Gambling now poses the biggest threat to Jewish teenagers - even more than drink and drug abuse.
The rise in the number of betting shops and online applications is blamed for a problem experts say is being ignored.
And, they add, smartphones have done much to encourage the bet-anywhere-anytime philosophy and help keep the problem hidden.
The issue is now seen as so great that the charity Drugsline plans to introduce help sessions for the community's youth.
Ari Leaman, who runs the Boys Clubhouse, a drop-in centre for young Jewish men with addictions, said gambling was now his leading challenge.
"I'm coming across it more than ever. I find it harder to deal with than any other addiction. It destroys a person's morale and honesty," he said.
"What's not kosher about gambling?
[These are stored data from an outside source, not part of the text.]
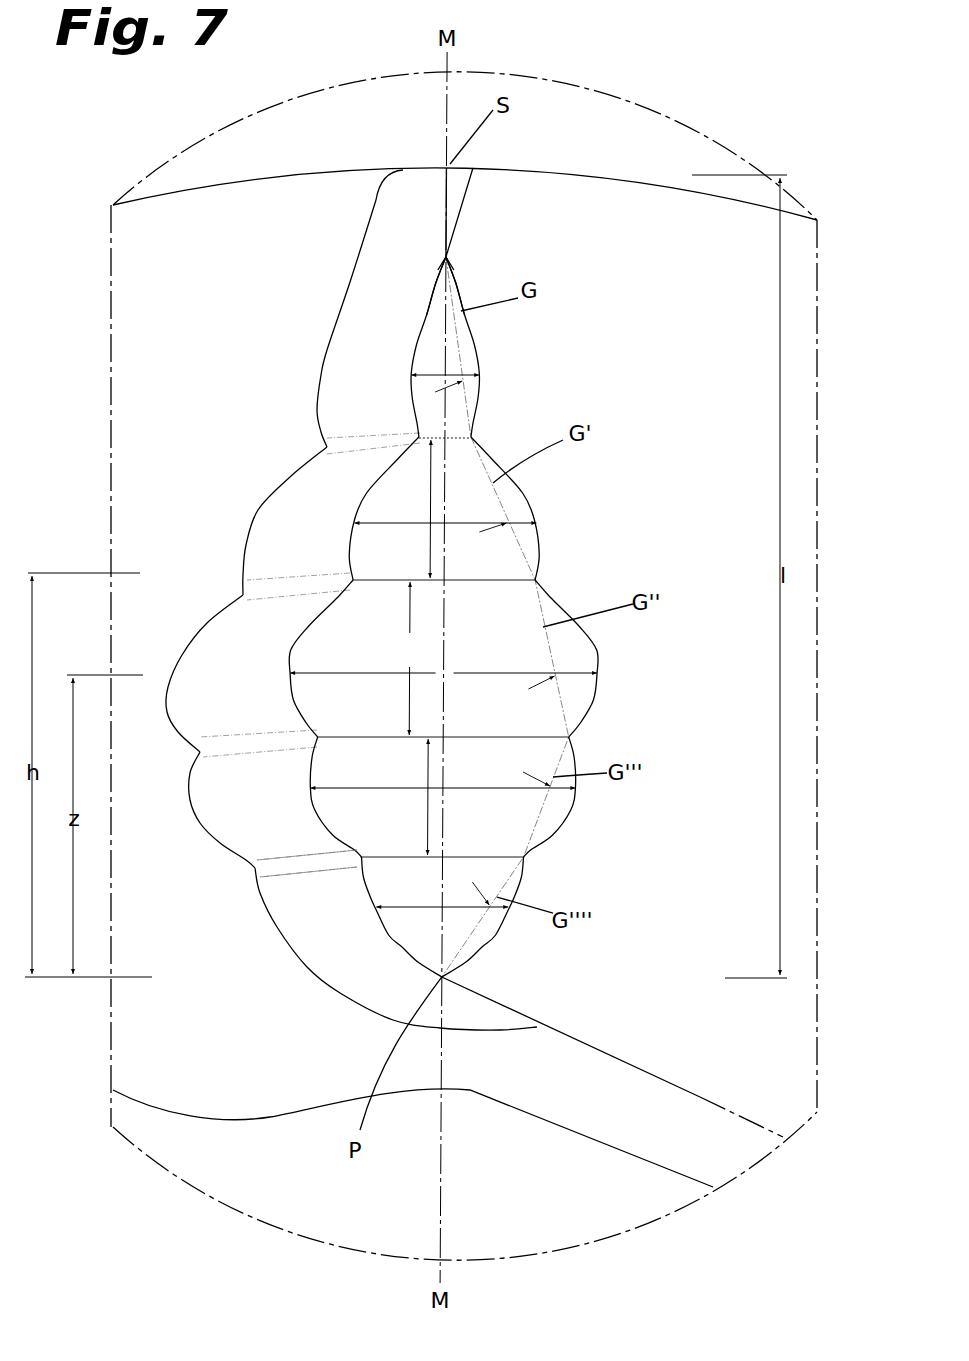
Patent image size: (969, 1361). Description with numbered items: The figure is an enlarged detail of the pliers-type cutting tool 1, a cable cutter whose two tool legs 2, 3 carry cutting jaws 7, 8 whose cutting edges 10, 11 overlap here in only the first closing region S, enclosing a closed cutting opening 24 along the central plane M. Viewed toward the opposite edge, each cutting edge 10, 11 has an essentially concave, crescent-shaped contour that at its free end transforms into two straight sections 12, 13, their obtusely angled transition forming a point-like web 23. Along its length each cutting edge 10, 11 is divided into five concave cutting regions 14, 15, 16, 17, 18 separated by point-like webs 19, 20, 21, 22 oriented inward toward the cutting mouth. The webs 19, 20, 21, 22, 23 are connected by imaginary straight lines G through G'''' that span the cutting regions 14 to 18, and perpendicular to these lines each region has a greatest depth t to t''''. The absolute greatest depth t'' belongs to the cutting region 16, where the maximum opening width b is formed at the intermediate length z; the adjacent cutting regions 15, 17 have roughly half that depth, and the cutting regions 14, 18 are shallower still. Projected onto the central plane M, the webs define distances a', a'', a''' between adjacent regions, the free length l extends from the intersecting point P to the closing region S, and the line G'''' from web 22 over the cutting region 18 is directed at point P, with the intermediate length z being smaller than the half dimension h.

The pliers-type cutting tool 1 is at (632, 132).
The tool leg 2 is at (764, 1082).
The tool leg 3 is at (167, 1052).
The cutting jaw 7 is at (155, 305).
The cutting jaw 8 is at (668, 240).
The cutting edge 10 is at (291, 700).
The cutting edge 11 is at (545, 541).
The straight section 12 is at (432, 303).
The straight section 13 is at (440, 195).
The concave cutting region 14 is at (411, 366).
The concave cutting region 15 is at (351, 510).
The concave cutting region 16 is at (285, 655).
The concave cutting region 17 is at (300, 820).
The concave cutting region 18 is at (389, 954).
The point-like web 19 is at (420, 437).
The point-like web 20 is at (351, 581).
The point-like web 21 is at (316, 738).
The point-like web 22 is at (358, 857).
The point-like web 23 is at (441, 260).
The cutting opening 24 is at (378, 870).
That's the way they see it. Gambling is an escape and a buzz.
"The gambler gets caught up and before you know it he's down. He's lost £20 that he's borrowed. The only way to get it back is to steal from his mum. Then there's a bigger mess and he needs more money. He needs £200 to bail himself out."
Mr Leaman, whose centre is based in Hendon, north-west London, said young men were now "doing crazy stuff" to cover their betting debts. He noted an increase in Jewish youngsters attending Gamblers Anonymous meetings.
He added: "The kids I've met in the past 10 years who are likely to turn to crime are the gamblers. Stand in the centre of Hendon and count the number of betting shops you can see. They are on every corner."
Rabbi Dr Chanan Tomlin, executive director of the Salford-based Kids Trust, said gambling was "a significant problem and it's not getting any better".
He added: "You don't have rabbis speaking out against gambling. There is no awareness and there are no lectures on it. "
Rabbi Aryeh Sufrin, founder of addiction support group Drugsline, said: "There has been a major increase. It's always been a Jewish illness. There's a major difference now because of the accessibility. Gambling has come back to the forefront. "
He suggested teenagers taking GCSEs and A-Levels could turn to gambling to ease the stress.
Rabbi Julia Neuberger, former chair of the Responsible Gambling Strategy Board, said: "Gambling is definitely a Jewish problem. A lot of the problem gamblers I met while in the role were Jewish."
A number of high profile criminal cases in the community have revolved around gambling debts.
They included three Jewish boys breaking into a synagogue to steal a car and a 30-year-old organising the burglary of a house because he owed an Israeli gang £30,000. A former JFS pupil took a rabbi to court following a row over gambling debts totalling more than £700,000.